JL: Micky, you’ve been at the agency for 20 years. And Toby, it’s been six months for you. How’s the dynamic between the two of you?

MT: So I’m continuity, and he [Toby] is change. But even after 20 years I still have the ambition and the hunger.

TA: I wouldn’t have joined if I didn’t feel that. And I get that from Micky, Emily Harlock [chief strategy officer], from Sarah Golding [CEO], and from Johnny Hornby [founder]. They all want to turbocharge the creative output at the agency.

JL: How do you feed off each other’s energy?

TA: It helps that I’m a copywriter and Micky is an art director. There’s a complimentary nature to that. But the thing I’ve been thinking about is how massively energetic the agency is. One of the things that struck me when I joined it's fast, and just everyone here seems to have a real energy.

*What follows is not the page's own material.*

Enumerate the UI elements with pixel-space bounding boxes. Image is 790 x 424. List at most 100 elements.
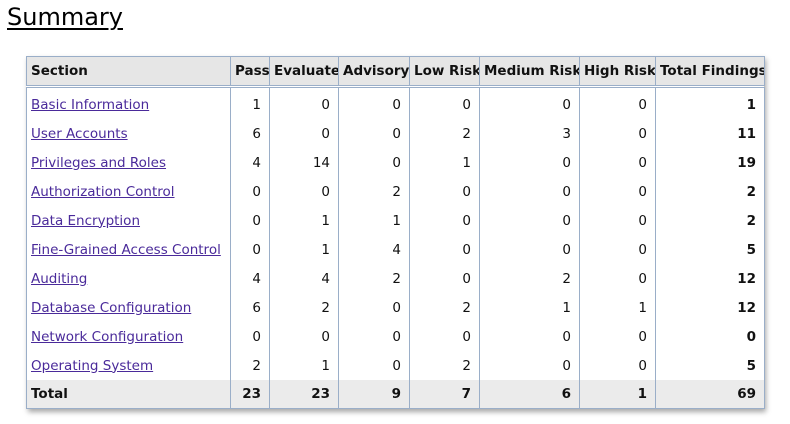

So even even if we're flagging and not feeding off each other, there's a whole crazy department and producers and what have you, the whole agency has a collective energy about it that we can we can all feed off.

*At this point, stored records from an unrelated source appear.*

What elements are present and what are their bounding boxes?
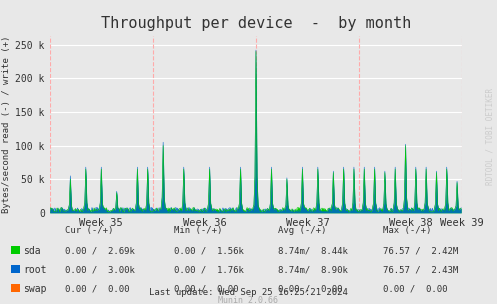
Text: Munin 2.0.66: Munin 2.0.66: [219, 296, 278, 304]
Text: swap: swap: [23, 284, 47, 294]
Text: 0.00 /  0.00: 0.00 / 0.00: [174, 285, 239, 294]
Text: Max (-/+): Max (-/+): [383, 226, 431, 235]
Text: RDTOOL / TOBI OETIKER: RDTOOL / TOBI OETIKER: [486, 88, 495, 185]
Title: Throughput per device  -  by month: Throughput per device - by month: [101, 16, 411, 31]
Text: Cur (-/+): Cur (-/+): [65, 226, 113, 235]
Text: 0.00 /  1.56k: 0.00 / 1.56k: [174, 247, 244, 256]
Text: 0.00 /  3.00k: 0.00 / 3.00k: [65, 266, 135, 275]
Text: 76.57 /  2.42M: 76.57 / 2.42M: [383, 247, 458, 256]
Text: 8.74m/  8.90k: 8.74m/ 8.90k: [278, 266, 348, 275]
Text: 0.00 /  2.69k: 0.00 / 2.69k: [65, 247, 135, 256]
Text: sda: sda: [23, 247, 41, 256]
Text: root: root: [23, 265, 47, 275]
Text: 0.00 /  0.00: 0.00 / 0.00: [65, 285, 129, 294]
Text: Last update: Wed Sep 25 16:25:21 2024: Last update: Wed Sep 25 16:25:21 2024: [149, 288, 348, 297]
Text: 76.57 /  2.43M: 76.57 / 2.43M: [383, 266, 458, 275]
Text: Min (-/+): Min (-/+): [174, 226, 222, 235]
Text: 0.00 /  0.00: 0.00 / 0.00: [383, 285, 447, 294]
Text: 0.00 /  0.00: 0.00 / 0.00: [278, 285, 343, 294]
Text: 8.74m/  8.44k: 8.74m/ 8.44k: [278, 247, 348, 256]
Text: 0.00 /  1.76k: 0.00 / 1.76k: [174, 266, 244, 275]
Text: Avg (-/+): Avg (-/+): [278, 226, 327, 235]
Y-axis label: Bytes/second read (-) / write (+): Bytes/second read (-) / write (+): [2, 36, 11, 213]
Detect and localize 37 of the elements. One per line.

MT: It’s a bit of a cliché to say we’re a big start-up. But we were still independent enough. I can remember the feeling of when we were just 15 people in a room starting up. I think that has not changed at all as those people that were there at the beginning are still to a huge, large extent still there. And that's partly because we have a partnership system. This is not a place to come to if you want to sit back and relax. We want to come up with groundbreaking ideas that change businesses. We want to do it in an energetic, dynamic, fast way.

JL: We are in Johnny Hornby’s office. What do you make of Johnny’s attempt on making ads for Hawkstone [his friend Jeremy Clarkson’s beer brand]?

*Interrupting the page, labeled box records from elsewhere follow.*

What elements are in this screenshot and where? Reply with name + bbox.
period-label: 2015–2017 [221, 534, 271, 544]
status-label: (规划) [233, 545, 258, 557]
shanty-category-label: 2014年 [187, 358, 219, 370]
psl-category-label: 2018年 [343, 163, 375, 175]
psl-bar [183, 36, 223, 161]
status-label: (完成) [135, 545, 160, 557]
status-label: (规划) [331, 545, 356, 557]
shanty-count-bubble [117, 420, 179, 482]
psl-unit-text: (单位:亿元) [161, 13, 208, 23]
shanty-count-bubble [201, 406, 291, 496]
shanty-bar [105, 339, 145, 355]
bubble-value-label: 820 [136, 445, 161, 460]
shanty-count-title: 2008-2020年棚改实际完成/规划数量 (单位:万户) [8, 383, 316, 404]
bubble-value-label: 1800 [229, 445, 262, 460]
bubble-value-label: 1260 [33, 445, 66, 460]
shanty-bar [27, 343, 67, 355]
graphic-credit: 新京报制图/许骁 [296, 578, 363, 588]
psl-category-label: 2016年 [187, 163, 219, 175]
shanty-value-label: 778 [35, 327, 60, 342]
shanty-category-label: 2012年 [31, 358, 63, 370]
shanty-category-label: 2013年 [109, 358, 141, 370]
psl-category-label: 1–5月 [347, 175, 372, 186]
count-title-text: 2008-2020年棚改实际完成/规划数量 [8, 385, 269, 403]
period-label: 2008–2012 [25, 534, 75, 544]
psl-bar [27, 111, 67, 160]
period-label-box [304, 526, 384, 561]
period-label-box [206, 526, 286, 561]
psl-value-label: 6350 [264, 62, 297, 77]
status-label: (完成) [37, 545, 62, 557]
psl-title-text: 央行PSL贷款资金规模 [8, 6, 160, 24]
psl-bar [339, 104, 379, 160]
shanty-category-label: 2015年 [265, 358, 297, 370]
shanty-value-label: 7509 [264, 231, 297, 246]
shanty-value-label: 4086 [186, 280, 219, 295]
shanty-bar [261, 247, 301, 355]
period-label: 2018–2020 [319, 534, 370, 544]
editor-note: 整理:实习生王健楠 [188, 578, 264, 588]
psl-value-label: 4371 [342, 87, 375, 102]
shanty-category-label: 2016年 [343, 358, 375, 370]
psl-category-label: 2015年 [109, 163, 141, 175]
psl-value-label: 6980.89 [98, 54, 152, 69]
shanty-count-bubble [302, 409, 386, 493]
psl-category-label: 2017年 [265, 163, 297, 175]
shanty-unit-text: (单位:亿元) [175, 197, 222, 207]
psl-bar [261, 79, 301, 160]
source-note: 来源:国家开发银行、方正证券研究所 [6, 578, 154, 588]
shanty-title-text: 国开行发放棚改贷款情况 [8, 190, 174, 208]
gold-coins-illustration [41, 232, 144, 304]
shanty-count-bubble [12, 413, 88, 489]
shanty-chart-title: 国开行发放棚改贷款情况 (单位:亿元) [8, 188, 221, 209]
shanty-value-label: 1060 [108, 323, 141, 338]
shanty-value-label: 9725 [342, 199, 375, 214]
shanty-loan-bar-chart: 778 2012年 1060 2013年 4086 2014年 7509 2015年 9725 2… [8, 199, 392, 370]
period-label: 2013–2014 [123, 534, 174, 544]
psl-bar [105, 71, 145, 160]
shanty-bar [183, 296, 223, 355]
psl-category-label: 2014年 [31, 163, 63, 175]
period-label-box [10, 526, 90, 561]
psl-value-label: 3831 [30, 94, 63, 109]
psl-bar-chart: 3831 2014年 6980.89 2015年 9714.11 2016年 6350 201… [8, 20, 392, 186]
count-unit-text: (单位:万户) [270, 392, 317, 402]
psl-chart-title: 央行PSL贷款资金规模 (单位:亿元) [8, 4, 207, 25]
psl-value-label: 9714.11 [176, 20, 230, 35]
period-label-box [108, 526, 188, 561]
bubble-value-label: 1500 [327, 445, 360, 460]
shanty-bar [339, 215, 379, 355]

MT: Well, I don't know I'm not sure there's been a creative director. He’s got a history of doing some pretty good at himself in the past, not many, one or two that have come out that such as for The Spectator. Maybe he needs a little bit more creative direction.

JL: What’s been your favourite work in the last year?

MT: Long Live the Prince[for the Kiyan Prince Foundation by Engine]. Hands down.

TA: I also loved the Donation Dollar campaign from Australia [by Saatchi & Saatchi Australia and the Royal Australian Mint, in a response to our dwindling reliance on physical currency, leaving charities or homeless people therefore at a disadvantage]. When we talk about entrepreneurial creativity that that is it in a nutshell for me. Rather than do ads about fundraising and donate more, it designed the world’s first legal tender currency designed to be donated. And I thought that was a brilliant piece of lateral creativity and it's halfway between a strategic and a creative shift. But it's just reframing an entire problem and in in a way that's hugely creative, that doesn't rely on advertising.

JL: What work are you most proud of?

TA: I had a lot of success and a lot of work that I hold very dear to my heart from the last agency, especially on Essity Bodyform business. But there was a campaign that was lucky enough to be part of, two years ago called ‘address pollution’, which was reframing a problem in a different way. So as you make air pollution and the environmental crisis, a health crisis means something to people who haven't taken notice of it before, and it's tied to their house. And it’s data drive. So again, another lateral shift. We all talk about data driven creativity. This is literally that and accurate to 20 square metres per square metres and doing something really creative and spiky in the property market. And and that was all it was. I met Humphrey [Milles] the founder of the activist group Copi (Central Office of Public Interest) and brought him into the agency and we kind of cooked it up together.

MT: What I'm probably most proud of is what we've created here, an atmosphere that means people are fearless. I'm proud that there's permission to experiment and permission to fail here as well. The creative department has that feeling of fun, and it’s joyous to work here.

JL: For new talent wanting to join the industry, what one skill should they have?

TA: We’ve been thinking about how, as an agency, but also as an industry we reset, we recruit and retain creators.

There are so many ways that you can basically make money being a creative person, being a creator that doesn’t involve working five days a week in an ad agency. And so I think we've got a job to do, collectively in harnessing some of that talent, finding policies that compensate them and maybe allow them to pursue a side hustle. Young creatives are hustling and they’re monetising their own creativity already in so many channels. So how do you tap into that and bring the best of that into agencies? I think it's a challenge, but it's a real opportunity for us as an industry.

MT: Curiosity, intellectually. And emotional tenacity. It's not enough just to be curious, because you can have loads of ideas that don't necessarily turn into anything. You need that tenacity to push them through and to make them happen. It's not just about making stuff, it's about making stuff happen and finding a way to get your ideas made.